Artwork
Untitled

Untitled is an ink print by Joe Tilson. It dates from 1963 and is held in the collection of the Museum of Modern Art.
About this work
Overview
Created in 1963, this screenprint by Joe Tilson is part of The Museum of Modern Art’s collection. It combines graphic elements with photographic fragments, blending abstraction and documentary imagery. The composition is divided into distinct zones: vibrant color fields, a prominent numeral, and small found images, all arranged without clear narrative hierarchy.
Subject & Meaning
Rising red and yellow forms evoke fire or explosion, while a red circle bearing a handprint and star introduces symbols of identity or resistance.

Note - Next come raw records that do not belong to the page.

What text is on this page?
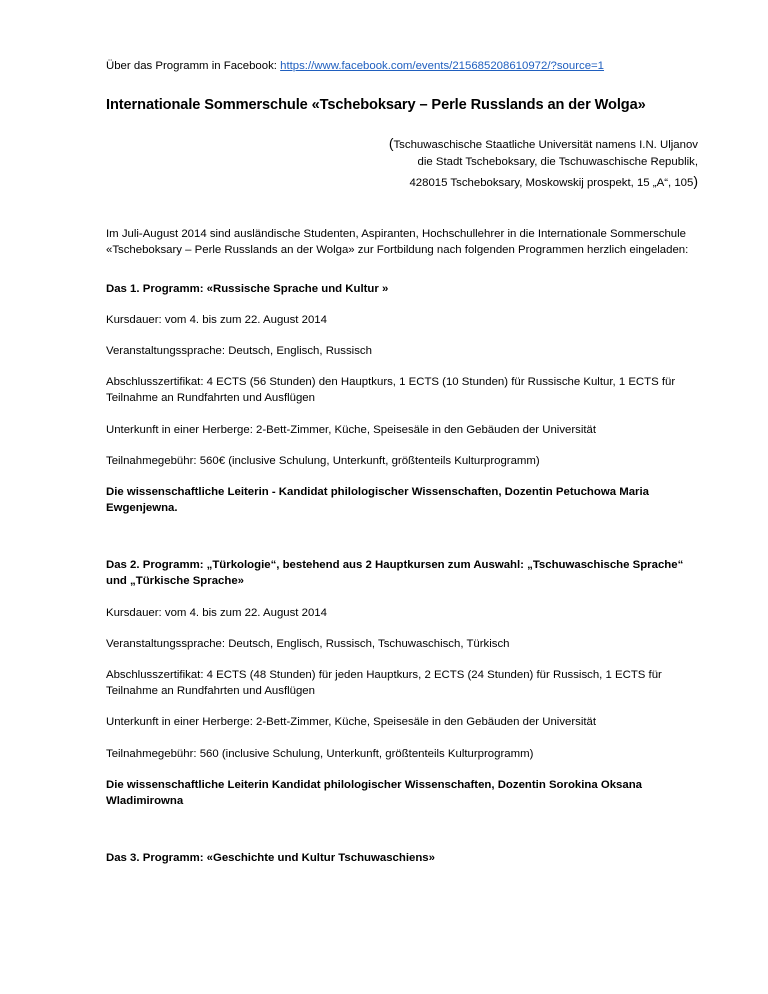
Über das Programm in Facebook: https://www.facebook.com/events/215685208610972/?source=1

Internationale Sommerschule «Tscheboksary – Perle Russlands an der Wolga»
(Tschuwaschische Staatliche Universität namens I.N. Uljanov
die Stadt Tscheboksary, die Tschuwaschische Republik,
428015 Tscheboksary, Moskowskij prospekt, 15 „A“, 105)

Im Juli-August 2014 sind ausländische Studenten, Aspiranten, Hochschullehrer in die Internationale Sommerschule «Tscheboksary – Perle Russlands an der Wolga» zur Fortbildung nach folgenden Programmen herzlich eingeladen:

Das 1. Programm: «Russische Sprache und Kultur »

Kursdauer: vom 4. bis zum 22. August 2014

Veranstaltungssprache: Deutsch, Englisch, Russisch

Abschlusszertifikat: 4 ECTS (56 Stunden) den Hauptkurs, 1 ECTS (10 Stunden) für Russische Kultur, 1 ECTS für Teilnahme an Rundfahrten und Ausflügen

Unterkunft in einer Herberge: 2-Bett-Zimmer, Küche, Speisesäle in den Gebäuden der Universität

Teilnahmegebühr: 560€ (inclusive Schulung, Unterkunft, größtenteils Kulturprogramm)

Die wissenschaftliche Leiterin - Kandidat philologischer Wissenschaften, Dozentin Petuchowa Maria Ewgenjewna.

Das 2. Programm: „Türkologie“, bestehend aus 2 Hauptkursen zum Auswahl: „Tschuwaschische Sprache“ und „Türkische Sprache»

Kursdauer: vom 4. bis zum 22. August 2014

Veranstaltungssprache: Deutsch, Englisch, Russisch, Tschuwaschisch, Türkisch

Abschlusszertifikat: 4 ECTS (48 Stunden) für jeden Hauptkurs, 2 ECTS (24 Stunden) für Russisch, 1 ECTS für Teilnahme an Rundfahrten und Ausflügen

Unterkunft in einer Herberge: 2-Bett-Zimmer, Küche, Speisesäle in den Gebäuden der Universität

Teilnahmegebühr: 560 (inclusive Schulung, Unterkunft, größtenteils Kulturprogramm)

Die wissenschaftliche Leiterin Kandidat philologischer Wissenschaften, Dozentin Sorokina Oksana Wladimirowna

Das 3. Programm: «Geschichte und Kultur Tschuwaschiens»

The work suggests themes of urgency and fragmentation. Rising red and yellow forms evoke fire or explosion, while a red circle bearing a handprint and star introduces symbols of identity or resistance. The blue numeral '5' remains ambiguous—possibly a reference to a date, rank, or code. The embedded photographs of aircraft, soldiers, and cars imply modernity’s tensions, though no single message is stated.
Technique & Style
Tilson employed screenprinting to layer bold, flat colors with photomechanical reproductions. The contrast between the graphic simplicity of the flames and numeral and the grainy, scaled-down photographs creates visual dissonance. Black-and-white imagery is juxtaposed against saturated reds, yellows, and blues, reinforcing a sense of layered reality rather than unified composition.
History & Provenance
The print was produced in 1963 during a period when Tilson was exploring the intersection of popular culture and political imagery. It entered The Museum of Modern Art’s collection shortly after its creation, reflecting institutional interest in postwar British printmaking. No earlier ownership records are publicly documented beyond its exhibition history in the 1960s.
Context
Emerging from the British Pop Art movement, Tilson’s work engaged with mass media and wartime iconography without direct commentary. This piece aligns with contemporaneous experiments by artists using collage and photomontage to question visual authority. The inclusion of news-derived images reflects a broader cultural preoccupation with media saturation and the erosion of clear meaning.
Legacy
Untitled exemplifies Tilson’s early engagement with symbolic abstraction and found imagery, influencing later British artists who merged political undertones with formal experimentation. While not widely reproduced, the work remains a key example of 1960s printmaking that resisted singular interpretation, favoring layered ambiguity over didacticism.
Artist & collection
Artist
Joseph Charles Tilson was a British visual artist and fellow of the Royal Academy. He was involved in the Pop Art movement in the 1960s; he made paintings, prints and constructions.